I am trying to publish in a transaction a message on 16 Kafka partitions on 7 brokers.
The flow is like this:
- open transaction
- write a message to 16 partitions
- commit transaction
- sleep 25 ms
- repeat
Sometimes the transaction takes over 1 second to complete, with an average of 50 ms. After enabling trace logging on producer's side, I noticed the following error:
TRACE internals.TransactionManager [kafka-producer-network-thread | producer-1] - [Producer clientId=producer-1, transactionalId=cma-2]
Received transactional response AddPartitionsToTxnResponse(errors={modelapp-ecb-0=CONCURRENT_TRANSACTIONS, modelapp-ecb-9=CONCURRENT_TRANSACTIONS, modelapp-ecb-10=CONCURRENT_TRANSACTIONS, modelapp-ecb-11=CONCURRENT_TRANSACTIONS, modelapp-ecb-12=CONCURRENT_TRANSACTIONS, modelapp-ecb-13=CONCURRENT_TRANSACTIONS, modelapp-ecb-14=CONCURRENT_TRANSACTIONS, modelapp-ecb-15=CONCURRENT_TRANSACTIONS, modelapp-ecb-1=CONCURRENT_TRANSACTIONS, modelapp-ecb-2=CONCURRENT_TRANSACTIONS, modelapp-ecb-3=CONCURRENT_TRANSACTIONS, modelapp-ecb-4=CONCURRENT_TRANSACTIONS, modelapp-ecb-5=CONCURRENT_TRANSACTIONS, modelapp-ecb-6=CONCURRENT_TRANSACTIONS, modelapp-ecb-=CONCURRENT_TRANSACTIONS, modelapp-ecb-8=CONCURRENT_TRANSACTIONS}, throttleTimeMs=0)

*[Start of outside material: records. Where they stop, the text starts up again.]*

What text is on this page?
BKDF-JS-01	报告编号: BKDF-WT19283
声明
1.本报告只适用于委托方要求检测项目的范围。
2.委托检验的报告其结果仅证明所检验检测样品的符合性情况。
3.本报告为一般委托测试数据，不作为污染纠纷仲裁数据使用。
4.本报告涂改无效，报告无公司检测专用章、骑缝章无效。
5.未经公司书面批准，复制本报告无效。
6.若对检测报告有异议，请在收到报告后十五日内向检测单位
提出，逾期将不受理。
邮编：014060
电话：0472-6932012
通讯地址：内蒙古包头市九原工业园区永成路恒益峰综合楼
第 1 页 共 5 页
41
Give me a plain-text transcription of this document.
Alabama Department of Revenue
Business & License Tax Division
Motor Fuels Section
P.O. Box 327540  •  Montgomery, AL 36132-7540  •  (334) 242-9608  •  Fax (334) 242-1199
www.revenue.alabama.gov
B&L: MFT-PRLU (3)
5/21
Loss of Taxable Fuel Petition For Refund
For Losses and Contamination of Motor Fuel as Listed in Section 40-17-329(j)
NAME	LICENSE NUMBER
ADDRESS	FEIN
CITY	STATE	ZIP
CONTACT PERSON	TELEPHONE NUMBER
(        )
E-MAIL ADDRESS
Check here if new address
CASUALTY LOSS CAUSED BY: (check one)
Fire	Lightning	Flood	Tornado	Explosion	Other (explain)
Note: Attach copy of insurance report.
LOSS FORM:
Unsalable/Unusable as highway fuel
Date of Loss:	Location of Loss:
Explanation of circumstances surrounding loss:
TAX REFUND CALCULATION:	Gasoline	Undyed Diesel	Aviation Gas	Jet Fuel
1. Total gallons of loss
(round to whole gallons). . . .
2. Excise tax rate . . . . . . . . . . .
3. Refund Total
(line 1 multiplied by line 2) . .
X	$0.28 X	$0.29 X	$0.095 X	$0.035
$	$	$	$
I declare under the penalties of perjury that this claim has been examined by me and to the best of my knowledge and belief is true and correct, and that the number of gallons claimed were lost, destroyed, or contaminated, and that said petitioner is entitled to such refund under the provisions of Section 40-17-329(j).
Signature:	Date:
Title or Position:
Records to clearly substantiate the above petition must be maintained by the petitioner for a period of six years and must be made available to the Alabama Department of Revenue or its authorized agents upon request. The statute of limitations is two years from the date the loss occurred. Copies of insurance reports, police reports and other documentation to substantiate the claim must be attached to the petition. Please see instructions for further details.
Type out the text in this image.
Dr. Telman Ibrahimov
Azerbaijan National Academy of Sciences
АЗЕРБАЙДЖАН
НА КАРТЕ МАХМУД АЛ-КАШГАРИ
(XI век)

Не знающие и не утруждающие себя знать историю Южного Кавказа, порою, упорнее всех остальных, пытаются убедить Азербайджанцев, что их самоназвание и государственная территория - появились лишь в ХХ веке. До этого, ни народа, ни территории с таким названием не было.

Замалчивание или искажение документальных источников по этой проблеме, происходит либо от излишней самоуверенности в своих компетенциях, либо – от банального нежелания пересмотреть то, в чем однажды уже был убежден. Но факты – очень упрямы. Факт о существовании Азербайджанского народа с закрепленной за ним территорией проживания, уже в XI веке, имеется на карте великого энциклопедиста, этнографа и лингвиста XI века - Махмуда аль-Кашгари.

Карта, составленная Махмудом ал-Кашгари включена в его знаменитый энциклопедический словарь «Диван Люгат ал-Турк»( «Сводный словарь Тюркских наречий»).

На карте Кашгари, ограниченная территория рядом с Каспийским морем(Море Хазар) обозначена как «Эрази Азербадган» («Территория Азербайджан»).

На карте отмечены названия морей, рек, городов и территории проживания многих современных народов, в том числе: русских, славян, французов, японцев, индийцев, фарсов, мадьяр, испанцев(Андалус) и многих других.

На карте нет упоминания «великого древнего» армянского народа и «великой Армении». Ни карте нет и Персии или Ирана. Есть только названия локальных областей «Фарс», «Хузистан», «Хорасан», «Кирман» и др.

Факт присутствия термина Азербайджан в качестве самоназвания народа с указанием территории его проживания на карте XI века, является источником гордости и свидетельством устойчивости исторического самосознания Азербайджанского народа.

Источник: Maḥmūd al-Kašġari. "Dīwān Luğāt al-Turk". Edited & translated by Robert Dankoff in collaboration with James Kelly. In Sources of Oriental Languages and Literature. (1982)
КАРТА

for request (type=AddPartitionsToTxnRequest, transactionalId=cma-2, producerId=59003, producerEpoch=0, partitions=[modelapp-ecb-0, modelapp-ecb-9, modelapp-ecb-10, modelapp-ecb-11, modelapp-ecb-12, modelapp-ecb-13, modelapp-ecb-14, modelapp-ecb-15, modelapp-ecb-1, modelapp-ecb-2, modelapp-ecb-3, modelapp-ecb-4, modelapp-ecb-5, modelapp-ecb-6, modelapp-ecb-7, modelapp-ecb-8])
The Kafka producer retries sending AddPartitionsToTxnRequest(s) several times until it succeeds, but this leads to delays.
The code looks like this:
Properties producerProperties = PropertiesUtil.readPropertyFile(_producerPropertiesFile);
_producer = new KafkaProducer<>(producerProperties);
_producer.initTransactions();
_producerService = Executors.newSingleThreadExecutor(new NamedThreadFactory(getClass().getSimpleName()));
_producerService.submit(() -> {
while (!Thread.currentThread().isInterrupted()) {
try {
_producer.beginTransaction();
for (int partition = 0; partition < _numberOfPartitions; partition++)
_producer.send(new ProducerRecord<>(_producerTopic, partition, KafkaRecordKeyFormatter.formatControlMessageKey(_messageNumber, token), EMPTY_BYTE_ARRAY));
_producer.commitTransaction();
_messageNumber++;
Thread.sleep(_timeBetweenProducedMessagesInMillis);
} catch (ProducerFencedException | OutOfOrderSequenceException | AuthorizationException | UnsupportedVersionException e) {
closeProducer();
break;
} catch (KafkaException e) {
_producer.abortTransaction();
} catch (InterruptedException e) {...}
}
});
Looking to broker's code, it seems there are 2 cases when this error is thrown, but I cannot tell why I get there
object TransactionCoordinator {
...
def handleAddPartitionsToTransaction(...): Unit = {
...
if (txnMetadata.pendingTransitionInProgress) {
// return a retriable exception to let the client backoff and retry
Left(Errors.CONCURRENT_TRANSACTIONS)
} else if (txnMetadata.state == PrepareCommit || txnMetadata.state == PrepareAbort) {
Left(Errors.CONCURRENT_TRANSACTIONS)
}
...
}
...
}
Thanks in advance for help!
Later edit:
Enabling trace logging on broker we were able to see that broker sends to the producer END_TXN response before transaction reaches state CompleteCommit. The producer is able to start a new transaction, which is rejected by the broker while it is still in the transition PrepareCommit -> CompleteCommit.